Vibe coding is real
Andrej Karpathy posted about "vibe coding" last week. Fully giving in to the vibes, seeing things appear, accepting or rejecting, barely looking at the code. He's right that it works. But most people took the wrong lesson from it.
They heard "don't look at the code" and skipped the part where you think about what you're building. So the typical session goes like this: come up with an idea, start prompting without much thought, get random features that miss the mark, try undoing what you didn't want, end up with a bloated codebase, bang your head against errors for hours, give up, start over with a new idea.
I was stuck in that loop for weeks before I figured out what was missing. It wasn't a better model. It was a planning layer between the idea and the first prompt.
The split that actually ships
AI writes the code. You do the thinking. Most people get that backwards. They hand over the thinking too, then wonder why the output is generic.
Before I write a line of code on anything, whether it's Andelo features or a side project, I work through a sequence of planning steps in conversation with an LLM. Each one builds on the last, and by the time I generate code, the model has enough context to get close on the first pass.
Here's the sequence.
I start by scoping the MVP. I describe the idea and what I think the minimum version should do. The LLM pushes back with questions I haven't considered. We go back and forth until the scope is tight. The discipline here is cutting. Every feature you add at this stage multiplies complexity in every later step. What is the smallest version of this thing that is still valuable to someone?
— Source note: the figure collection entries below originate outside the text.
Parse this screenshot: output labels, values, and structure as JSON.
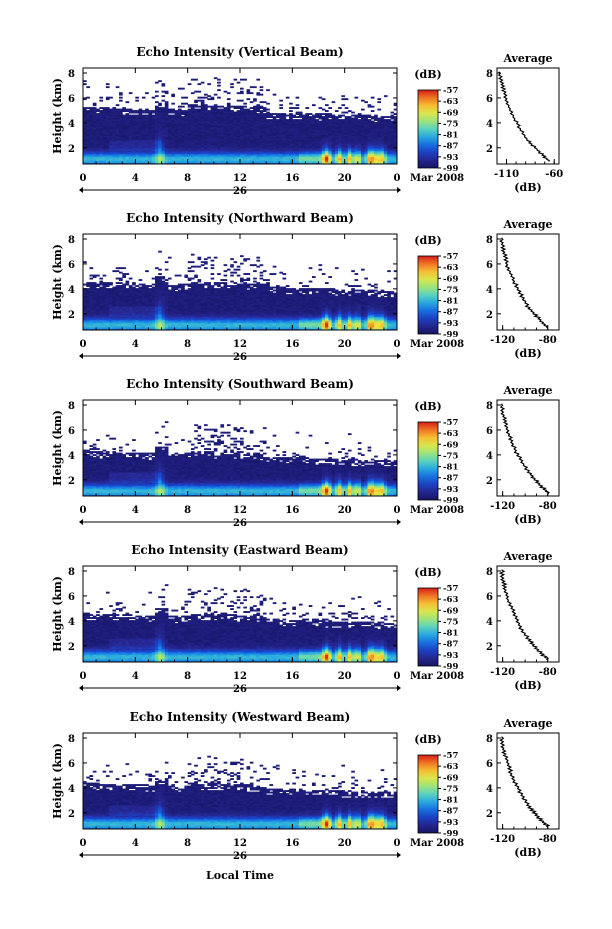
{
  "figure": {
    "xlabel": "Local Time",
    "cbar_unit": "(dB)",
    "avg_title": "Average",
    "avg_xlabel": "(dB)",
    "ylabel": "Height (km)",
    "date_label": "Mar 2008",
    "date_tick": "26"
  },
  "chart_data": [
    {
      "type": "heatmap",
      "title": "Echo Intensity (Vertical Beam)",
      "xlabel": "",
      "ylabel": "Height (km)",
      "x_ticks": [
        "0",
        "4",
        "8",
        "12",
        "16",
        "20",
        "0"
      ],
      "xlim": [
        0,
        24
      ],
      "y_ticks": [
        "2",
        "4",
        "6",
        "8"
      ],
      "ylim": [
        0.7,
        8.4
      ],
      "colorbar": {
        "label": "(dB)",
        "ticks": [
          "-57",
          "-63",
          "-69",
          "-75",
          "-81",
          "-87",
          "-93",
          "-99"
        ],
        "range": [
          -99,
          -57
        ]
      },
      "date": "Mar 2008",
      "date_tick": "26",
      "average_profile": {
        "title": "Average",
        "xlabel": "(dB)",
        "x_ticks": [
          "-110",
          "-60"
        ],
        "xlim": [
          -120,
          -55
        ],
        "y_ticks": [
          "2",
          "4",
          "6",
          "8"
        ],
        "ylim": [
          0.7,
          8.4
        ],
        "points": [
          [
            -65,
            0.9
          ],
          [
            -72,
            1.4
          ],
          [
            -80,
            2.0
          ],
          [
            -88,
            2.6
          ],
          [
            -95,
            3.4
          ],
          [
            -101,
            4.2
          ],
          [
            -106,
            5.0
          ],
          [
            -110,
            5.8
          ],
          [
            -113,
            6.6
          ],
          [
            -116,
            7.3
          ],
          [
            -118,
            8.1
          ]
        ]
      }
    },
    {
      "type": "heatmap",
      "title": "Echo Intensity (Northward Beam)",
      "xlabel": "",
      "ylabel": "Height (km)",
      "x_ticks": [
        "0",
        "4",
        "8",
        "12",
        "16",
        "20",
        "0"
      ],
      "xlim": [
        0,
        24
      ],
      "y_ticks": [
        "2",
        "4",
        "6",
        "8"
      ],
      "ylim": [
        0.7,
        8.4
      ],
      "colorbar": {
        "label": "(dB)",
        "ticks": [
          "-57",
          "-63",
          "-69",
          "-75",
          "-81",
          "-87",
          "-93",
          "-99"
        ],
        "range": [
          -99,
          -57
        ]
      },
      "date": "Mar 2008",
      "date_tick": "26",
      "average_profile": {
        "title": "Average",
        "xlabel": "(dB)",
        "x_ticks": [
          "-120",
          "-80"
        ],
        "xlim": [
          -125,
          -70
        ],
        "y_ticks": [
          "2",
          "4",
          "6",
          "8"
        ],
        "ylim": [
          0.7,
          8.4
        ],
        "points": [
          [
            -80,
            0.9
          ],
          [
            -86,
            1.4
          ],
          [
            -92,
            2.0
          ],
          [
            -98,
            2.6
          ],
          [
            -103,
            3.4
          ],
          [
            -108,
            4.2
          ],
          [
            -112,
            5.0
          ],
          [
            -116,
            5.8
          ],
          [
            -118,
            6.6
          ],
          [
            -120,
            7.3
          ],
          [
            -121,
            8.1
          ]
        ]
      }
    },
    {
      "type": "heatmap",
      "title": "Echo Intensity (Southward Beam)",
      "xlabel": "",
      "ylabel": "Height (km)",
      "x_ticks": [
        "0",
        "4",
        "8",
        "12",
        "16",
        "20",
        "0"
      ],
      "xlim": [
        0,
        24
      ],
      "y_ticks": [
        "2",
        "4",
        "6",
        "8"
      ],
      "ylim": [
        0.7,
        8.4
      ],
      "colorbar": {
        "label": "(dB)",
        "ticks": [
          "-57",
          "-63",
          "-69",
          "-75",
          "-81",
          "-87",
          "-93",
          "-99"
        ],
        "range": [
          -99,
          -57
        ]
      },
      "date": "Mar 2008",
      "date_tick": "26",
      "average_profile": {
        "title": "Average",
        "xlabel": "(dB)",
        "x_ticks": [
          "-120",
          "-80"
        ],
        "xlim": [
          -125,
          -70
        ],
        "y_ticks": [
          "2",
          "4",
          "6",
          "8"
        ],
        "ylim": [
          0.7,
          8.4
        ],
        "points": [
          [
            -79,
            0.9
          ],
          [
            -85,
            1.4
          ],
          [
            -91,
            2.0
          ],
          [
            -97,
            2.6
          ],
          [
            -103,
            3.4
          ],
          [
            -108,
            4.2
          ],
          [
            -112,
            5.0
          ],
          [
            -115,
            5.8
          ],
          [
            -118,
            6.6
          ],
          [
            -120,
            7.3
          ],
          [
            -121,
            8.1
          ]
        ]
      }
    },
    {
      "type": "heatmap",
      "title": "Echo Intensity (Eastward Beam)",
      "xlabel": "",
      "ylabel": "Height (km)",
      "x_ticks": [
        "0",
        "4",
        "8",
        "12",
        "16",
        "20",
        "0"
      ],
      "xlim": [
        0,
        24
      ],
      "y_ticks": [
        "2",
        "4",
        "6",
        "8"
      ],
      "ylim": [
        0.7,
        8.4
      ],
      "colorbar": {
        "label": "(dB)",
        "ticks": [
          "-57",
          "-63",
          "-69",
          "-75",
          "-81",
          "-87",
          "-93",
          "-99"
        ],
        "range": [
          -99,
          -57
        ]
      },
      "date": "Mar 2008",
      "date_tick": "26",
      "average_profile": {
        "title": "Average",
        "xlabel": "(dB)",
        "x_ticks": [
          "-120",
          "-80"
        ],
        "xlim": [
          -125,
          -70
        ],
        "y_ticks": [
          "2",
          "4",
          "6",
          "8"
        ],
        "ylim": [
          0.7,
          8.4
        ],
        "points": [
          [
            -80,
            0.9
          ],
          [
            -86,
            1.4
          ],
          [
            -92,
            2.0
          ],
          [
            -98,
            2.6
          ],
          [
            -104,
            3.4
          ],
          [
            -108,
            4.2
          ],
          [
            -112,
            5.0
          ],
          [
            -116,
            5.8
          ],
          [
            -118,
            6.6
          ],
          [
            -120,
            7.3
          ],
          [
            -121,
            8.1
          ]
        ]
      }
    },
    {
      "type": "heatmap",
      "title": "Echo Intensity (Westward Beam)",
      "xlabel": "Local Time",
      "ylabel": "Height (km)",
      "x_ticks": [
        "0",
        "4",
        "8",
        "12",
        "16",
        "20",
        "0"
      ],
      "xlim": [
        0,
        24
      ],
      "y_ticks": [
        "2",
        "4",
        "6",
        "8"
      ],
      "ylim": [
        0.7,
        8.4
      ],
      "colorbar": {
        "label": "(dB)",
        "ticks": [
          "-57",
          "-63",
          "-69",
          "-75",
          "-81",
          "-87",
          "-93",
          "-99"
        ],
        "range": [
          -99,
          -57
        ]
      },
      "date": "Mar 2008",
      "date_tick": "26",
      "average_profile": {
        "title": "Average",
        "xlabel": "(dB)",
        "x_ticks": [
          "-120",
          "-80"
        ],
        "xlim": [
          -125,
          -70
        ],
        "y_ticks": [
          "2",
          "4",
          "6",
          "8"
        ],
        "ylim": [
          0.7,
          8.4
        ],
        "points": [
          [
            -80,
            0.9
          ],
          [
            -86,
            1.4
          ],
          [
            -92,
            2.0
          ],
          [
            -98,
            2.6
          ],
          [
            -103,
            3.4
          ],
          [
            -108,
            4.2
          ],
          [
            -112,
            5.0
          ],
          [
            -115,
            5.8
          ],
          [
            -118,
            6.6
          ],
          [
            -120,
            7.3
          ],
          [
            -121,
            8.1
          ]
        ]
      }
    }
  ]
}
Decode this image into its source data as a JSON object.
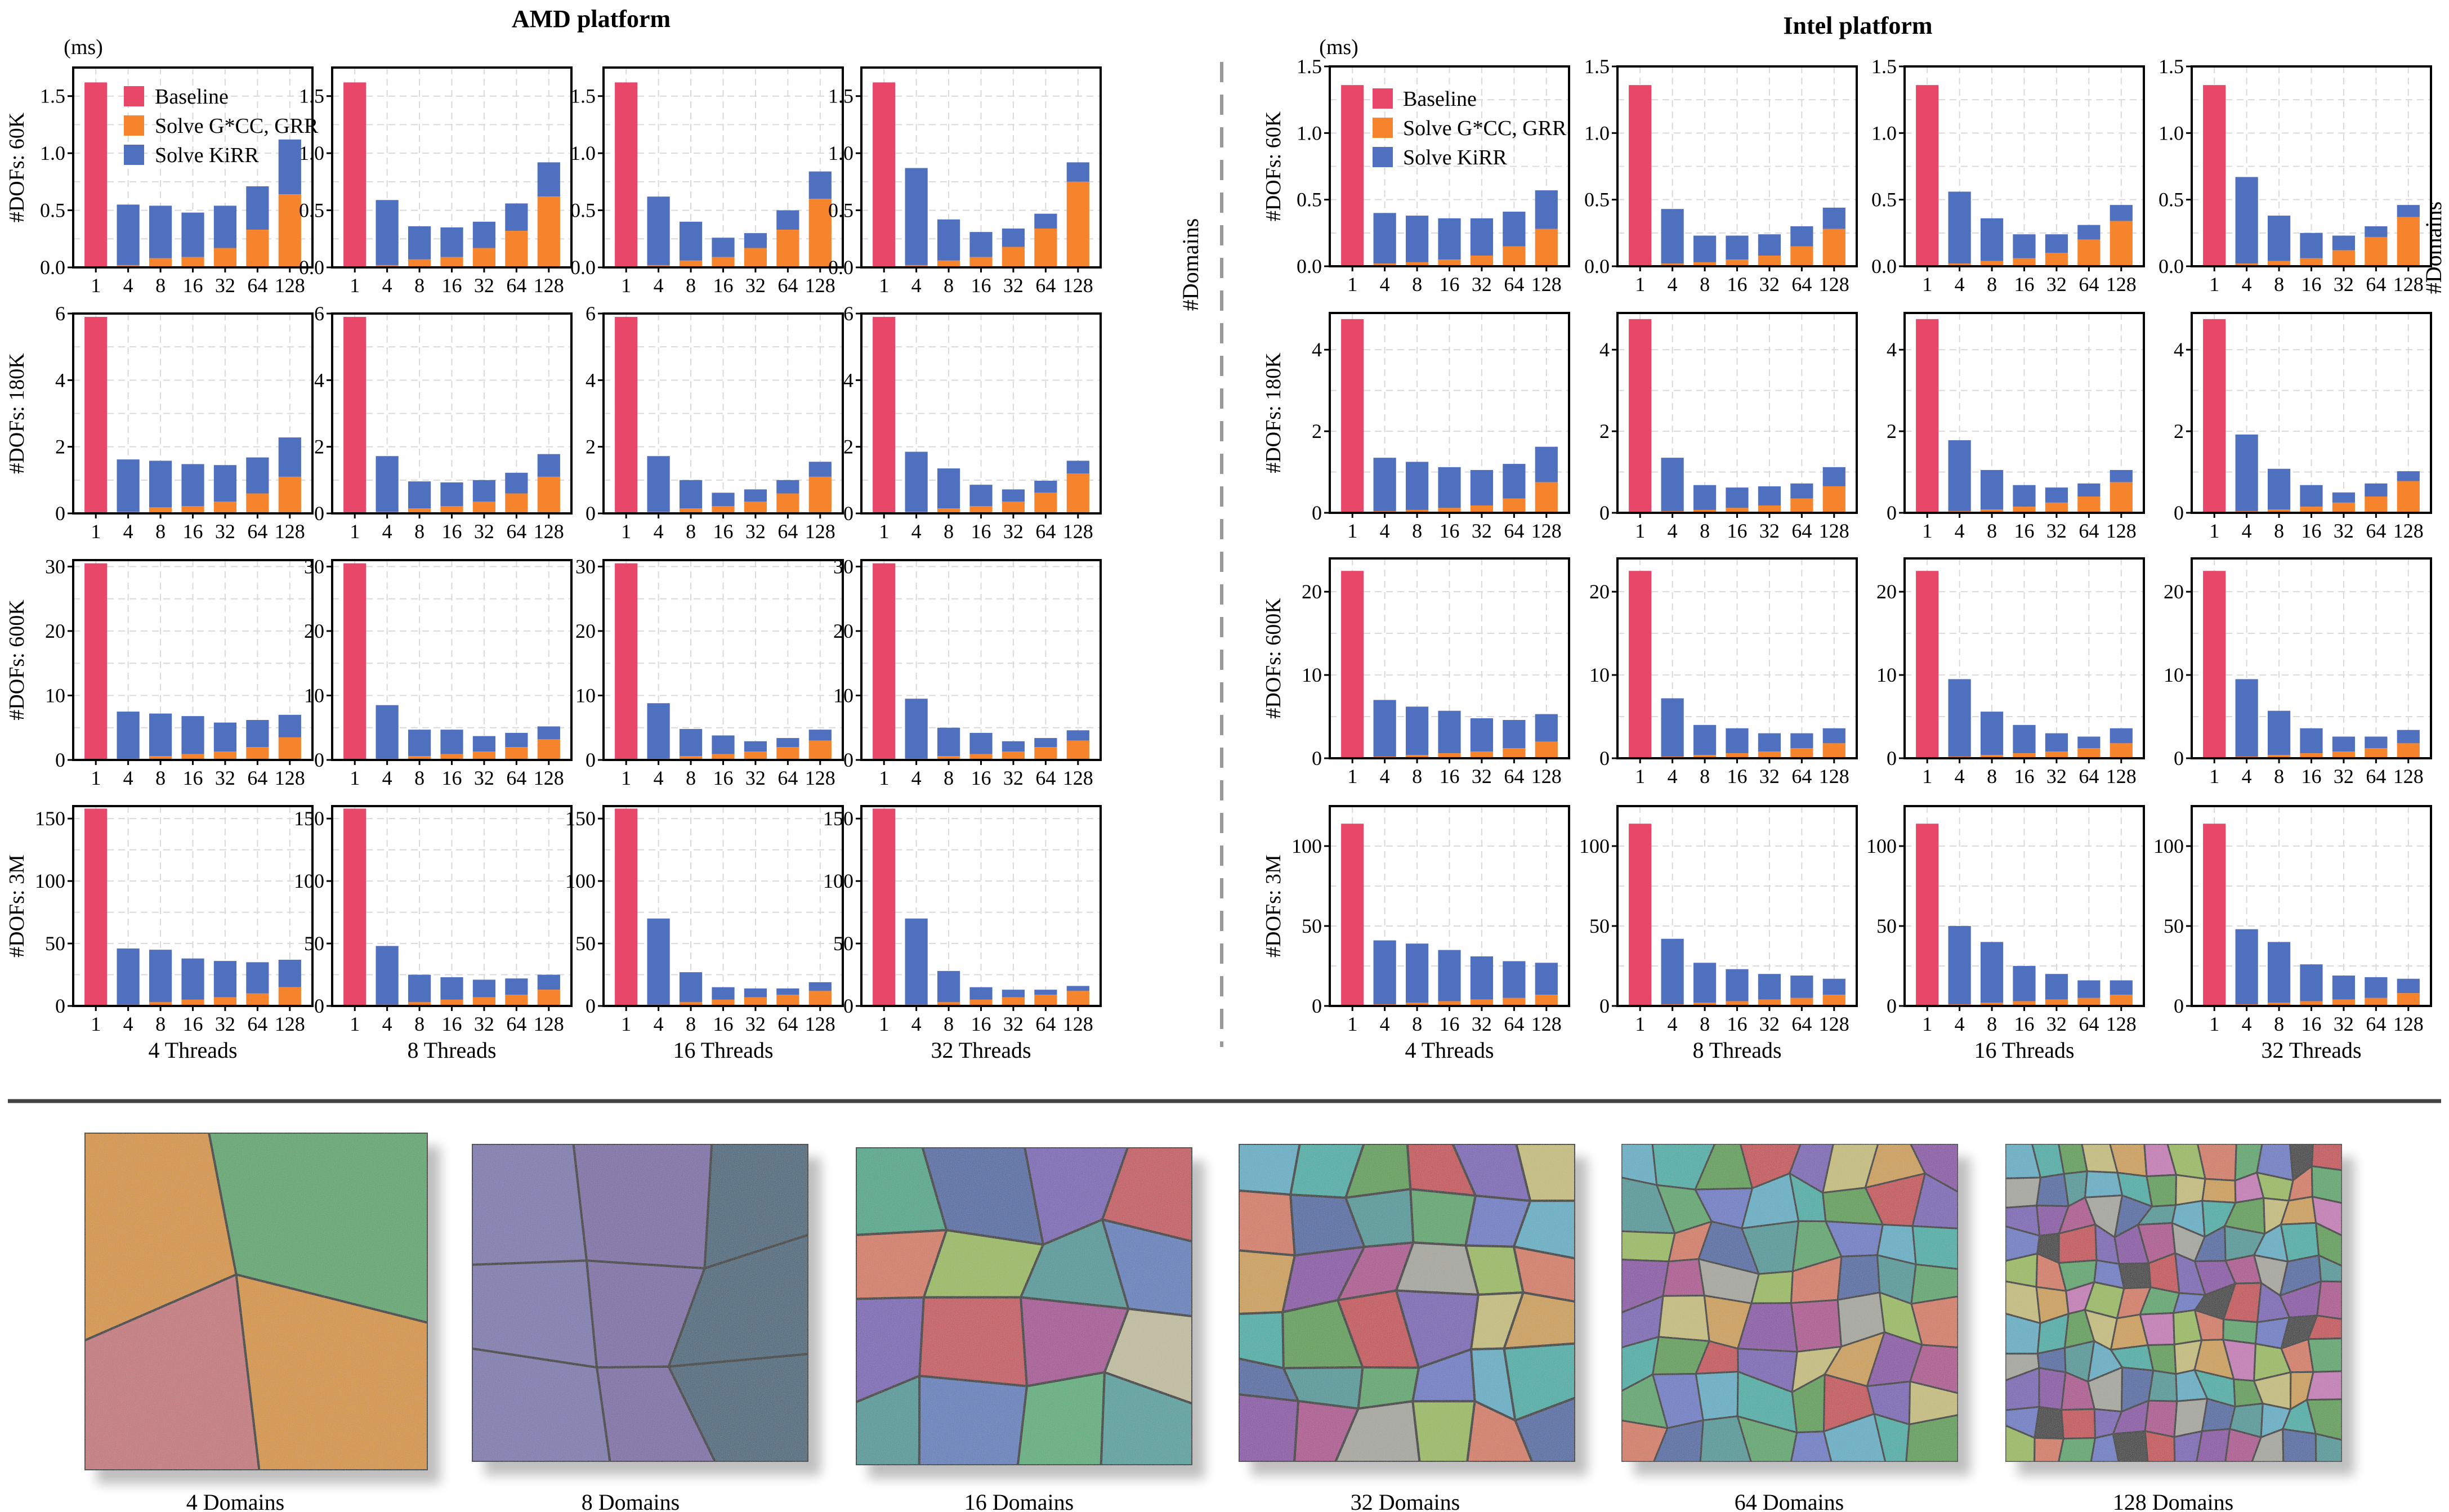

Then I map the tech to each feature. Not code, just decisions. If the app needs nested folders, that means recursive queries and tree traversal. If it needs image uploads, I need a CDN, compression, and a queue. Knowing this upfront means I won't discover it mid-build.
Next I think through user flows. For each feature: who uses it and what does their journey look like? A power user creating nested folders is a different flow from someone seeing an empty dashboard for the first time. This is where UX problems show up that technical planning alone won't catch.
Then I define screen states. Every screen can be empty, loading, errored, or showing content. Most vibe-coded apps only handle the happy path. Everything else feels broken. What does the registration page look like before you've typed anything? What happens when validation fails? I write this down before touching code. It's the difference between a prototype and a product.
After that I build the technical spec. Everything from the previous steps goes into one document. Feature requirements, data models, endpoints, schema, security, the design system. Detailed enough that the model won't guess. Small enough to fit in a context window. For an MVP this is usually around 15,000 tokens.
I also set coding rules. Framework-specific guardrails. For Next.js: prefer server components, use server actions, handle loading states with Suspense. These stop the model from writing code that works but is architecturally wrong.
Then I plan the tasks. The spec becomes a step-by-step build sequence. I use a large-context model for this because shorter context windows drop details. Then I run an evaluator-optimizer loop, which I'll explain below.
Finally I generate code step by step. One task, verify it works, next task. If a step needs the design system or other context, I point the tool to the right reference file. Small chunks make it obvious when something goes wrong.
The evaluator-optimizer trick
The biggest frustration with AI-generated code is context loss. You build a detailed spec, hand it to a coding tool, and half the details disappear. The model focuses on the happy path and ignores the error states you defined. It picks up the tech stack but drops the UX work.
After the model generates a task plan, I tell it: evaluate your plan against the original spec. How well did you cover each piece of the tech stack? Did you think about dependencies between steps? What about the screen states we defined?
It finds its own gaps. First round usually catches missing state management, incomplete error handling, skipped UX details. I tell it to regenerate with those gaps filled, then run one more round focused on the design layer.
Two rounds of self-evaluation catch most of what was dropped. The plan that comes out is noticeably better than the first pass, and it keeps the details you spent time writing.
The same trick works during code generation. After each phase I check: does what you just built match the spec for this section? If not, fix it before moving on.
Vibes and specs are not opposites
"Make it feel premium" without a design system produces generic output. The model has nothing to anchor on, so it picks the statistical average of everything it's seen. That average is, by definition, mediocre. "Make it feel premium" with a defined color palette, spacing scale, and animation timing gets you something that actually looks the part.
I still describe aesthetics in loose terms. "Snappy, not bouncy." "Quiet until you need it." These do more work than specific CSS values. But they only work when the model already knows what the component does, what states it handles, and what design system it belongs to.
Vibe coding without a planning layer is prototyping. With one, it's shipping.